Physicists from Rice University and Princeton University have discovered how to use gallium arsenide (GaAs), as an ultrasensitive microwave detector that could be suitable for next-generation computers.
The discovery comes at a time when computer chip engineers are racing both to add nanophotonic devices directly to microchips and to boost processor speeds beyond 10 gigahertz (GHz).
"Tunable photon-detection technology in the microwave range is not well-developed," said Rice physicist Rui-Rui Du, the study's lead author. "Single-photon detectors based on superconductors in the 10-GHz to 100-GHz range are available, but their resonance frequency has been difficult to tune. Our findings suggest that tunable single-photon detection may be within reach with ultrapure gallium arsenide."
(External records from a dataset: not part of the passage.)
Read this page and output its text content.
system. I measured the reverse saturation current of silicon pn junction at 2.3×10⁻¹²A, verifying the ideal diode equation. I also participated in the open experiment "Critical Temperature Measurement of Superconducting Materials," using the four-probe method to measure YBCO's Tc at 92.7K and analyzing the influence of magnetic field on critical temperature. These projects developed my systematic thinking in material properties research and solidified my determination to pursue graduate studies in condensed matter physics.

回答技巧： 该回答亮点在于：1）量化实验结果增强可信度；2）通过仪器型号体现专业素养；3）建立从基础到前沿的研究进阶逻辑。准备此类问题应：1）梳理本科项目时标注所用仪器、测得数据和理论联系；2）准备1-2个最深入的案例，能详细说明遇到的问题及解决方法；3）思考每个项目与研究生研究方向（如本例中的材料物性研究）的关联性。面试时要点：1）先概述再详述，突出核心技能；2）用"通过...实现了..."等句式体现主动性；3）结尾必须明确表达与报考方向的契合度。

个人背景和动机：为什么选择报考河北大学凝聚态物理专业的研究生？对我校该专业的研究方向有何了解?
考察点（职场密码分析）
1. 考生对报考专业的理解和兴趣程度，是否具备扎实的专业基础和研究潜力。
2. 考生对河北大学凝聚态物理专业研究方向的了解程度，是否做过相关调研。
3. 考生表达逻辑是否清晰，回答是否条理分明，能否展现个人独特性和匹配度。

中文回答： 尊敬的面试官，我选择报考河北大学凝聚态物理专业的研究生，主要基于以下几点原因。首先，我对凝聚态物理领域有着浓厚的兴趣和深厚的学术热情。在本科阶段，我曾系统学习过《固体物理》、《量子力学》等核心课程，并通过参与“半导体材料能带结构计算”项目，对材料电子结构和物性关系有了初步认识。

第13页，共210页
The study, which is available online and due to appear in print this week in Physical Review Letters, is the latest result from a long-term collaboration between Du and Princeton University physicist Loren Pfeiffer, whose group claims to produce the world's purest samples of gallium arsenide.
For the new study, Rice graduate student Yanhua Dai cooled one of Pfeiffer's ultrapure samples to below 4 degrees Kelvin -- the temperature of liquid helium. She then bombarded the sample with microwaves while applying a weak magnetic field -- approximately the same strength as that of a refrigerator magnet. Du and Dai were surprised to find that microwaves of a specific wavelength resonated strongly with the cooled sample. They also found they could use the magnet to tune this resonance to specific microwave frequencies.
Du said previous experiments have typically measured weak resonance effects from microwaves. "A signal level of 1 % is a common measurement. In our case, the change was a thousand times that much."
While the team does not yet understand the mechanism that leads to such a sensitive reaction, they are eagerly pursuing follow-up research to try to prove they can use the effect for single-photon measurements.
A photon is the smallest possible unit of light or electromagnetic radiation. By incorporating devices that create, transmit and measure digital information via photons, rather than with electrons, makers of computer chips hope to produce computers that are both faster and more powerful.
"The clock speed of a new computer right now is about 2 GHz," Du said. "For the next generation, the industry is shooting for around 100 GHz, which is a microwave device. The phenomenon we've observed is in this region, so we hope it may be useful for them."
Additional co-authors include Princeton scientist Ken West. The research was supported by the National Science Foundation.